On Deliberate Practice
“Insanity is doing the same thing over and over again, but expecting different results.”
– Albert Einstein
Last Updated on
When you’re doing a certain thing every day and realize that your work is not improving, what would you do?
You might be writing an email every morning to your team, selling goods to your customers every week, or maybe coding a piece of software when everyone’s sleeping.
But are you sure the quality of work is improving with the time spent?
If the answer is no, you’re pretty much wasting your time. But this is also a great opportunity.
Think about it – how awesome it is to turn your daily routines into great learning time.
If you can change your perspective and master what you do on a daily basis, you’ll be unstoppable.
Today we’re going to talk about deliberate practice – the key to master anything.
Whats and Whys of Deliberate Practice
Deliberate practice refers to a special type of practice that is purposeful and systematic. While regular practice might include mindless repetitions, deliberate practice requires focused attention and is conducted with the specific goal of improving performance. 
We assume putting more hours improve your work without much thought.
But that’s not really the case.
Once we get used to a certain task, our brains strops learning and the performance gets plateaued.
This is because they try to save energy whenever they can.
More repetitions don’t lead to better performance.
You don’t “think” about how to take a shower, to eat, and to sleep. They become a part of our habits. If you think everything you do, you’d be exhausted pretty soon.

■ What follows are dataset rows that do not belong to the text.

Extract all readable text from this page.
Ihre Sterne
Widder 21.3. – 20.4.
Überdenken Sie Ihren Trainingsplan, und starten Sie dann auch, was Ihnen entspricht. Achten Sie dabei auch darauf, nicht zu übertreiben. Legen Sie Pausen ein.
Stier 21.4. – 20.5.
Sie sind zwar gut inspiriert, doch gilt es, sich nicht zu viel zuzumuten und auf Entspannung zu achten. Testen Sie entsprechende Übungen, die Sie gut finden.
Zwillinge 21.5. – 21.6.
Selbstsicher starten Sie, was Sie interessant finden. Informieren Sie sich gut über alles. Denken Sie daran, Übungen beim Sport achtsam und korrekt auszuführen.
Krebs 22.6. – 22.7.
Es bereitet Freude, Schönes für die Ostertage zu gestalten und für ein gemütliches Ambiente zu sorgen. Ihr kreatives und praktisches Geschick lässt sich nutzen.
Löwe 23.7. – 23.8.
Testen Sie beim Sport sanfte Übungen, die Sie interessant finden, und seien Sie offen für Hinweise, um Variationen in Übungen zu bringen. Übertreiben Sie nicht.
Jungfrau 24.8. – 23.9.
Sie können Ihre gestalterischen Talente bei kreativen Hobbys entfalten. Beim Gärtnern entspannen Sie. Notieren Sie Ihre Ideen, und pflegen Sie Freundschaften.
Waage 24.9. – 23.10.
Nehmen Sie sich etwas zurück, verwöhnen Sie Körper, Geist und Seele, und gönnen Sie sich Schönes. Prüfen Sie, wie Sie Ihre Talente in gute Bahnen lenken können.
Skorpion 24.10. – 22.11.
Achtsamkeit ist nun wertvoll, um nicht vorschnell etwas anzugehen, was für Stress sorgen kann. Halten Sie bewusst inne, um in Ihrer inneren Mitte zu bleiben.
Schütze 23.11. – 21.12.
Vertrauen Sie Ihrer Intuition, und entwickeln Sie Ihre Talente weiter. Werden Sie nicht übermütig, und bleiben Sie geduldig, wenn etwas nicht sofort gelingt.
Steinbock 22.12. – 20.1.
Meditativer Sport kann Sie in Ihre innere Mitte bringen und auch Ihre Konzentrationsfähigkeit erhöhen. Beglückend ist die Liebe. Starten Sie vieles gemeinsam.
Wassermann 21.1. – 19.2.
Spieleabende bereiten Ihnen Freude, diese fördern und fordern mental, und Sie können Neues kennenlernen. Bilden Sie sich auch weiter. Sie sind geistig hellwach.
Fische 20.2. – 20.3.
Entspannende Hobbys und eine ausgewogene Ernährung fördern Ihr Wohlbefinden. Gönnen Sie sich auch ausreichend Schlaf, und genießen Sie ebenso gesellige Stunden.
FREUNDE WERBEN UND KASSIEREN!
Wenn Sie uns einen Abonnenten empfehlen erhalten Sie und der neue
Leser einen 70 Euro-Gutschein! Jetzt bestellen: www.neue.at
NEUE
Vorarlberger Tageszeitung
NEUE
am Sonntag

Because of this brain function, we unconsciously skip putting deep thoughts and concentration on even things we want to improve.
What’s the solution here?
Anders Ericsson states, “the differences between expert performers and normal adults reflect a life-long period of deliberate effort to improve performance in a specific domain.”
To be the best at anything, you need to improve not only the quantity of time spending, but also the quality of it, deliberately.
Now, let’s look at hows of deliberate practice.
Hows of Deliberate Practice
First, it’s critical to realize why you’re getting the same results over and over again.
To identify what’s missing, measure your performance at any moment.
Shooting free throws? Don’t just randomly shoot. Measure the success percentage.
Writing sales emails? Don’t just blast messages. Measure the return rate.
If what you do is hard to measure by numbers, like the quality of writing, get constant feedback from coaches and peers.
Be careful about who to get feedback from. If you have too many opinions, you’d have a hard time picking which feedback to implement. Also, some of the feedback might not be good ones.
Once you identify what to improve, work on it relentlessly.
In Quiet, Susan Cain wrote that deliberate practice is better done alone. 
This is because deliberate practice requires intense concentration, and other people are just distractions.
Whether of games or music, the best performers treat “serious study alone” as the strongest predictor of achievements. Cain pointed out that elite musicians treat group sessions as “leisure” compared to solo practice.
The time without deliberate practice is also counter-productive because it reinforces your bad habits preventing you from improving.
Measure what you do, identify where to improve, and spend significant time with deep concentration to improve what you do. This is the formula for deliberate practice.
“I’ve been practicing deliberately but not seeing an improvement.”
Many people fail because they try too many things at once.
When you measure what you do and start working to improve it, make sure you pick just one or two, very specifically.
Doing so, you can identify what can contribute to the improvements.
For instance, improve your writing by avoiding specific phrases or doing more interviews for reference than trying all the feedback you received.